The CLI now mirrors the basic setup view with moltis doctor, including:

• active remote-exec backend (local, node, or ssh)
• SSH client discovery and version
• managed SSH key / target / host-pin inventory
• warnings for legacy tools.exec.ssh_target config and unpinned active routes

CLI Reference

Security

Node Identity (TOFU)

Nodes authenticate using Ed25519 challenge-response, following the same Trust On First Use model as SSH:

• First connection: The node presents its public key. The operator verifies the fingerprint and approves the pairing.
• Subsequent connections: The gateway sends a random 32-byte nonce. The node signs it with its private key. The gateway verifies the signature against the pinned public key.
• Key pinning: Once a public key is approved for a device, the gateway rejects any future connection from that device with a different key. This prevents impersonation.
• Re-keying: If a node legitimately needs a new key (e.g., after a disk wipe), revoke the old device from the Nodes page, then re-pair.

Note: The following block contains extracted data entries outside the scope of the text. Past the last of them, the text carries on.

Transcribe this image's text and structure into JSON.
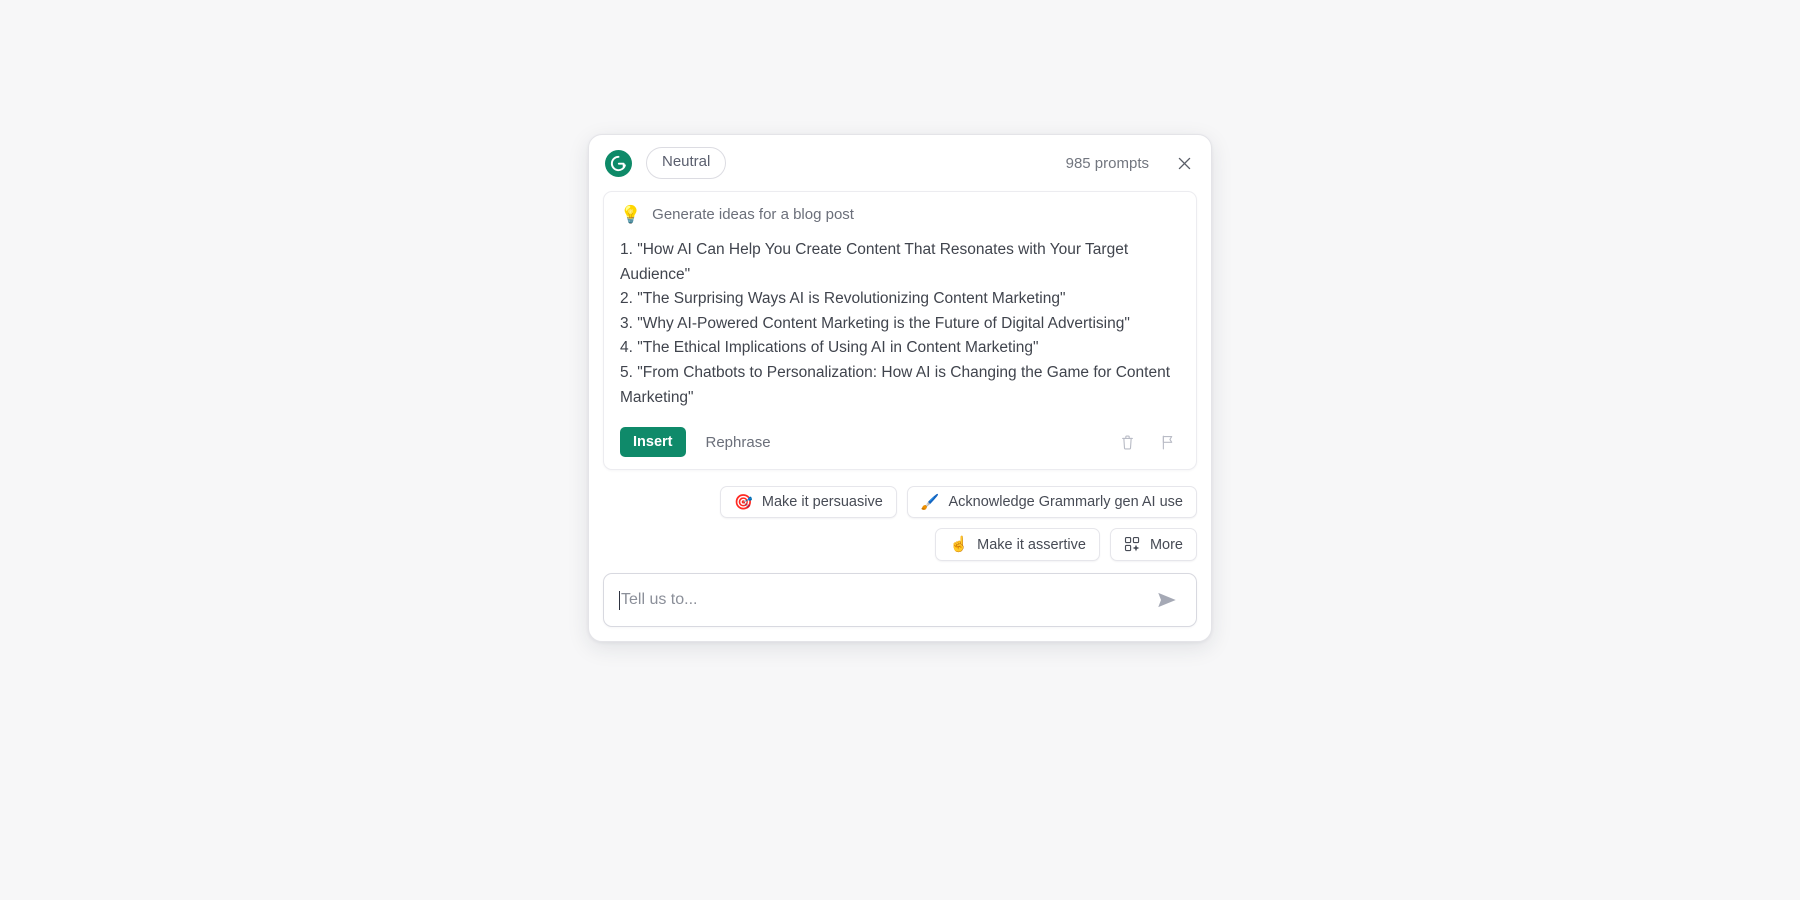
{
  "app": {
    "logo_icon": "grammarly-logo-icon",
    "background_color": "#f7f7f8",
    "accent_color": "#0f8a6a"
  },
  "header": {
    "tone_label": "Neutral",
    "prompt_count": "985 prompts",
    "close_icon": "close-icon"
  },
  "suggestion": {
    "bulb_icon": "💡",
    "title": "Generate ideas for a blog post",
    "ideas": [
      "1. \"How AI Can Help You Create Content That Resonates with Your Target Audience\"",
      "2. \"The Surprising Ways AI is Revolutionizing Content Marketing\"",
      "3. \"Why AI-Powered Content Marketing is the Future of Digital Advertising\"",
      "4. \"The Ethical Implications of Using AI in Content Marketing\"",
      "5. \"From Chatbots to Personalization: How AI is Changing the Game for Content Marketing\""
    ],
    "insert_label": "Insert",
    "rephrase_label": "Rephrase",
    "trash_icon": "trash-icon",
    "flag_icon": "flag-icon"
  },
  "chips": {
    "row1": [
      {
        "emoji": "🎯",
        "label": "Make it persuasive",
        "icon_name": "target-icon"
      },
      {
        "emoji": "🖌️",
        "label": "Acknowledge Grammarly gen AI use",
        "icon_name": "paintbrush-icon"
      }
    ],
    "row2": [
      {
        "emoji": "☝️",
        "label": "Make it assertive",
        "icon_name": "pointing-finger-icon"
      },
      {
        "emoji": "",
        "label": "More",
        "icon_name": "grid-sparkle-icon"
      }
    ]
  },
  "input": {
    "placeholder": "Tell us to...",
    "value": "",
    "send_icon": "send-icon"
  }
}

The private key (~/.moltis/node_key) is stored with mode 0600. The gateway only stores the public key. No shared secret crosses the wire.

General

• Environment filtering: When the gateway forwards commands to a node, only safe environment variables are forwarded (TERM, LANG, LC_*). Secrets like API keys, DYLD_*, and LD_PRELOAD are always blocked.
• Key revocation: Revoke from the Nodes page at any time. The node will be disconnected on its next reconnect attempt.